Seperti diketahui, HAPS akan dibawa ke Indonesia oleh PT Dayamitra Telekomunikasi Tbk (MTEL) atau Mitratel menggandeng AALTO HAPS Ltd. yang memproduksi dan mengoperasikan platform HAPS Zephyr.
Anak usaha dari PT Telkom Indonesia (Persero) Tbk (TLKM) itu menargetkan HAPS sudah bisa beroperasi secara komersial pada 2026 mendatang
"Kita targetkan di tahun 2025 itu sudah bisa selesai (proses riset dan pengembangannya) commercially ready (siap untuk beroperasi komersial) di tahun 2026,” kata Direktur Investasi Mitratel Hendra Purnama dalam acara Media Gathering Mitratel 2024 di Labuan Bajo, Nusa Tenggara Timur (NTT), Senin (5/8/2024).
Baca Juga
Hendra menjelaskan HAPS yang dikembangkan oleh Mitratel dengan AALTO akan menggunakan nama Flying Tower System (FTS). FTS akan diam di lapisan stratosfer dengan ketinggian 20-50 km di atas permukaan bumi untuk memancarkan sinyal seluler langsung ke pengguna ponsel dari operator penyewa atau tenant.
Menurut Hendra, teknologi tersebut jauh lebih unggul dibandingkan dengan satelit orbit bumi rendah atau low earth orbit (LEO) seperti halnya Starlink. Sebab, jeda koneksi atau latensinya masih jauh lebih baik dibandingkan dengan satelit yang juga digadang-gadang sebagai solusi telekomunikasi di wilayah 3T itu.
“Latensinya HAPS itu antara 5-10 milidetik. Jauh lebih baik dari teknologi (satelit) LEO yang ada saat ini, contiohnya Starlink yang (latensinya) ada di 50-an milidetik,” ungkapnya.

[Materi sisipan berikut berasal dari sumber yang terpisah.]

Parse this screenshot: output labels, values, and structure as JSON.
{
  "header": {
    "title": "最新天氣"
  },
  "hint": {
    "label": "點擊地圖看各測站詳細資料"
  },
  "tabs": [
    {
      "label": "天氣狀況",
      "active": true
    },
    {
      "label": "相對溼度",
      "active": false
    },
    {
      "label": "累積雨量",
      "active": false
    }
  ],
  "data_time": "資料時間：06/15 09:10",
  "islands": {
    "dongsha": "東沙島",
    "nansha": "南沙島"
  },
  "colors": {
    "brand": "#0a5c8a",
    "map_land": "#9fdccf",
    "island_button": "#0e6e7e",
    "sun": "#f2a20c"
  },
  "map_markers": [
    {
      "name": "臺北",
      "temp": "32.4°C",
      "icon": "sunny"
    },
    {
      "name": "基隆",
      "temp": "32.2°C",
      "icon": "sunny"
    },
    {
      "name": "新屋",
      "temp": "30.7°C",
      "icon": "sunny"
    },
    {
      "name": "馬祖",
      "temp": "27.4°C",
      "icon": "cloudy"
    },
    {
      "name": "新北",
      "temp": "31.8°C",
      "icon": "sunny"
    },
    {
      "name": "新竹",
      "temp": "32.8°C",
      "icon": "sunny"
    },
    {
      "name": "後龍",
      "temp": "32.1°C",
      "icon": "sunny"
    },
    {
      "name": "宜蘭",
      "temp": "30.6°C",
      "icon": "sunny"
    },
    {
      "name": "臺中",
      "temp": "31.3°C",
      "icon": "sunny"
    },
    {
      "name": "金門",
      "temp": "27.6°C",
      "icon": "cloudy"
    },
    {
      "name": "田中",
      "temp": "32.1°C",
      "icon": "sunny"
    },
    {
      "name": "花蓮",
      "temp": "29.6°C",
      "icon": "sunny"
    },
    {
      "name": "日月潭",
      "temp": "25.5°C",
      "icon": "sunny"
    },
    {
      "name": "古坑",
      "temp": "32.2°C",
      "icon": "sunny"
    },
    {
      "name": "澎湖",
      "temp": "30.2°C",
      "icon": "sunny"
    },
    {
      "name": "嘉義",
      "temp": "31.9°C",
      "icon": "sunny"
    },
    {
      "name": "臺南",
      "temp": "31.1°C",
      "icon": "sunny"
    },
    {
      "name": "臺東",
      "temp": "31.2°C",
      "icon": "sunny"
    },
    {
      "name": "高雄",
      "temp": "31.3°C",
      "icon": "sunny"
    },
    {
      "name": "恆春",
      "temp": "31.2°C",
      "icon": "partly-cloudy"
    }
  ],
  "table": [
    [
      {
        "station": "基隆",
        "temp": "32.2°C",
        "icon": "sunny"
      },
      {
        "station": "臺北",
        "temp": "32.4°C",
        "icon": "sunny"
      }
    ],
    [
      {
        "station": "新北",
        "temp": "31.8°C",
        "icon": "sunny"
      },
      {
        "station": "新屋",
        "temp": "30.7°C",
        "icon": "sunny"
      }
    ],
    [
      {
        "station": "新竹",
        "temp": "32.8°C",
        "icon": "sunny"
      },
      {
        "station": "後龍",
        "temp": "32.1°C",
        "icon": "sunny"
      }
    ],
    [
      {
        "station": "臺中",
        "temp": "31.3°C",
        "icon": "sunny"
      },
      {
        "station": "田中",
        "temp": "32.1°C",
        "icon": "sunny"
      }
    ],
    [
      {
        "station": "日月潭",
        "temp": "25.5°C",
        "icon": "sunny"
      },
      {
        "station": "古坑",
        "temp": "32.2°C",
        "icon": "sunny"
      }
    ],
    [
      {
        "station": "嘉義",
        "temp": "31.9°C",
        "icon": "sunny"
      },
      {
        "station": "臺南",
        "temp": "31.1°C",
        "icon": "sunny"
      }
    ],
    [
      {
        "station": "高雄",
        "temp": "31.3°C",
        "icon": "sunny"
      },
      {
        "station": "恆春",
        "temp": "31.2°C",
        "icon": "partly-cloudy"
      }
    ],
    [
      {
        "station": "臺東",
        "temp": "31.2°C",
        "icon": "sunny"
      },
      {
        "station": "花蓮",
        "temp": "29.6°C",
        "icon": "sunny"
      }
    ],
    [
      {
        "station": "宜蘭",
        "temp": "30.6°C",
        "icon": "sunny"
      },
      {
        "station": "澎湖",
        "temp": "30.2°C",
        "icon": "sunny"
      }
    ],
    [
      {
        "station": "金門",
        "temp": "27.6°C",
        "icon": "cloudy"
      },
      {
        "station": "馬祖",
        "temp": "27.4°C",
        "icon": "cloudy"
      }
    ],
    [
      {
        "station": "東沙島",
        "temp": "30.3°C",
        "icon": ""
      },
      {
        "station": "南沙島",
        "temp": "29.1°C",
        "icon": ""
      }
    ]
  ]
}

Tidak hanya unggul dari latensinya yang lebih rendah, HAPS juga diklaim jauh lebih kompetitif dibandingkan dengan satelit LEO dari segi biaya investasi dan operasional. Untuk menerbangkan HAPS, hanya diperlukan landasan dengan panjang setidaknya 100 meter, alih-alih roket peluncur seperti satelit LEO.
“Kemudian untuk base (pusat kendali) cukup satu di Indonesia, bisa untuk menjangkau regional, (seperti) Malaysia, Singapura, dan Filipina. Kebayang kan dari sisi capex (capital expenditure atau biaya modal) dan opex (operational expenditure atau biaya operasional) jauh lebih efisien. Tidak perlu astronot untuk mengendalikan,” paparnya.